September 7, 2018 | by James Greene, Jr.
Vulture ran a piece this week titled "The Joke I Most Regret" in which notable comedians discuss which part of their history fills them with hot buttered shame. "Weird Al" Yankovic leads off the article by discussing the fact certain "words and phrases" he used three decades ago have evolved into slurs.
"There are a couple songs in the '80s where I use the word 'midget,' which in the '80s was not that much of a slur," Yank says. "It was not a kind word, but it was not a slur. These days, I do not say that word. In fact, at one point on this tour, I sang the song that had that word in it and I stopped the whole band and just explained to the audience how language has evolved over time since I originally wrote the song — this whole diatribe about why I used the word then and I wouldn’t use it now. And then we resumed playing and ended the song. Language changes over time."

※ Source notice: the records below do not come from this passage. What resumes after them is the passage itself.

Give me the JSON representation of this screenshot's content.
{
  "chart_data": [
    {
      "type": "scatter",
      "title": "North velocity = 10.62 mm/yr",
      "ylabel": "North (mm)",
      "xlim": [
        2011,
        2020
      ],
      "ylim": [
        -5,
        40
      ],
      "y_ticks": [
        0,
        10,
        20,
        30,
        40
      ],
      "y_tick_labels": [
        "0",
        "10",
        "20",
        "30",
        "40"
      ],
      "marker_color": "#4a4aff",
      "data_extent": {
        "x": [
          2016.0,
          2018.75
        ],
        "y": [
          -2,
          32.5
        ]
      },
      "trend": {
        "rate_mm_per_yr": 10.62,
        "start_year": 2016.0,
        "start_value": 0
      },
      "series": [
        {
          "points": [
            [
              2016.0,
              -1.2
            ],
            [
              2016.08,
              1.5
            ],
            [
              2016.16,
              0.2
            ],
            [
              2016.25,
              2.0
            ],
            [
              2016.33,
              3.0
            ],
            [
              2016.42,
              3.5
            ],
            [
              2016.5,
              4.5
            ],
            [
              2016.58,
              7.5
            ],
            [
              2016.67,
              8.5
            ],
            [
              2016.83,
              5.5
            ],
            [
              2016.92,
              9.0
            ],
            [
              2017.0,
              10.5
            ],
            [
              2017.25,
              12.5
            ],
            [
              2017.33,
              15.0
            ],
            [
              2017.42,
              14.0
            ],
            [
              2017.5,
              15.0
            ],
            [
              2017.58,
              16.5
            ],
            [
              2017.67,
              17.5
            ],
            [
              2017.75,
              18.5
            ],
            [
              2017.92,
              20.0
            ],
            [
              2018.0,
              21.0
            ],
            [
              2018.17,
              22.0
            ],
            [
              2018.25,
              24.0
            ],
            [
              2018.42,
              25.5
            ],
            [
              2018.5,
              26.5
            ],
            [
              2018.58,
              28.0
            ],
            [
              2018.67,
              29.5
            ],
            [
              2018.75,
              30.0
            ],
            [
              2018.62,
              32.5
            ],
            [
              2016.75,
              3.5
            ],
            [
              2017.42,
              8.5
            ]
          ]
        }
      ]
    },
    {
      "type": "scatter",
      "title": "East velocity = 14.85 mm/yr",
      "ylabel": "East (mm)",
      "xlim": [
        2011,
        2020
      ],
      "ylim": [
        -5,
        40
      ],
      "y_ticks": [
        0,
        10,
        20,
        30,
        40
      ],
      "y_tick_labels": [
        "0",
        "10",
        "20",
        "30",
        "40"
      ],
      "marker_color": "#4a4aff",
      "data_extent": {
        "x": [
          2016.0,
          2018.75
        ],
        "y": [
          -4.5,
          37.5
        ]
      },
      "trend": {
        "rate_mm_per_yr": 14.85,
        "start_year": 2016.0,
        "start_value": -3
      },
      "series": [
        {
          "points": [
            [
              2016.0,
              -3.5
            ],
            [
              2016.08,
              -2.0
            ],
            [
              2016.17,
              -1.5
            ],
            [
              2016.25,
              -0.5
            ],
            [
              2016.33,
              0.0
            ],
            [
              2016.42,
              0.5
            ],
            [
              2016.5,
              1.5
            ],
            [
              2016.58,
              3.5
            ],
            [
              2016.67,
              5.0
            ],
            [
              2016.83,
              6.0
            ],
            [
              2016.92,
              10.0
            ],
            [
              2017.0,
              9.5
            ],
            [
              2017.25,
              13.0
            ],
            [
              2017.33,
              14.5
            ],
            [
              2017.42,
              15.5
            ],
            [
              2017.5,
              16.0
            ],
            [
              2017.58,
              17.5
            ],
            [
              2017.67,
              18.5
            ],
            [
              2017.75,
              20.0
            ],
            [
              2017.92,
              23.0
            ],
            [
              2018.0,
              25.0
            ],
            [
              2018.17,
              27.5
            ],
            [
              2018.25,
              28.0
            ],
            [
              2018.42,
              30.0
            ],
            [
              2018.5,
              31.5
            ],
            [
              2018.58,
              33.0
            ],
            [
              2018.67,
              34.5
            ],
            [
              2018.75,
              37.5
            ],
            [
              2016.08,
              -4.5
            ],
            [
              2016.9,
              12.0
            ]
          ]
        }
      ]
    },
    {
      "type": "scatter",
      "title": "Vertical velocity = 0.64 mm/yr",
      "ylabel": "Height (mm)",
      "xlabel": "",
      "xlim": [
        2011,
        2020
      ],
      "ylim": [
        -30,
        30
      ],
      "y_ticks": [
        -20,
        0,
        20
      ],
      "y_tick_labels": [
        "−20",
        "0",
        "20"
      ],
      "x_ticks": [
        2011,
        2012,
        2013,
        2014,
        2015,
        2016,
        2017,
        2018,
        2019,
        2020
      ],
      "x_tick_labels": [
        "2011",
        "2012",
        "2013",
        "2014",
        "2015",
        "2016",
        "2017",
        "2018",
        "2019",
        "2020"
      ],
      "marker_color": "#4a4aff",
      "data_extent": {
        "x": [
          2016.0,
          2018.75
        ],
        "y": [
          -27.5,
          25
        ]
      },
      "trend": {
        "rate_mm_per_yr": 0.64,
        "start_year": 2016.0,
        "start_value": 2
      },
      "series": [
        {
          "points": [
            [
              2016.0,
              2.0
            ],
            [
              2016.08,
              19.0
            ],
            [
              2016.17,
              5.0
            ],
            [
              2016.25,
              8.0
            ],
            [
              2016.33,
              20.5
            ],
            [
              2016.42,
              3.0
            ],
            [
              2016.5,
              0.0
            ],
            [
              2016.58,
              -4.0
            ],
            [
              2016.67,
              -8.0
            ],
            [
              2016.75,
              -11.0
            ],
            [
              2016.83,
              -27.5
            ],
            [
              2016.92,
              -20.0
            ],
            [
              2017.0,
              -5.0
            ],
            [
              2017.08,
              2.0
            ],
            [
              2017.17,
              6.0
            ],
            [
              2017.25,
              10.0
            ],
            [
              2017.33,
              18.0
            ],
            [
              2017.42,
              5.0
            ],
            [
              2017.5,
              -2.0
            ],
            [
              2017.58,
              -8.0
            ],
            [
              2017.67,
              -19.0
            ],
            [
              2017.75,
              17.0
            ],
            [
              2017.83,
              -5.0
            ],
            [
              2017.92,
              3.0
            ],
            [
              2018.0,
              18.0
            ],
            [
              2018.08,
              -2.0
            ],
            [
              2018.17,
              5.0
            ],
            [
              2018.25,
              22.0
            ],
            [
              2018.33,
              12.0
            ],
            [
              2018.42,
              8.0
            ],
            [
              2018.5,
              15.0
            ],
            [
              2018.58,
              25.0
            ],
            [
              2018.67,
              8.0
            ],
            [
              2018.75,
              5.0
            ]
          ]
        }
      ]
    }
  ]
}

Al also mentions translating his work for foreign audiences, in the sense that many words that are "completely innocuous" here in the United States are "horrible slurs" elsewhere. "I try my best not to offend," the "Eat It" star says.
For the record, a couple years ago when Yankovic was asked about some of the racial stereotypes in his 1989 film UHF, the singer responded, "Certainly there are many things I would have done differently had I been writing a movie like that in current times..."
Thank you, "Weird Al," for growing with society.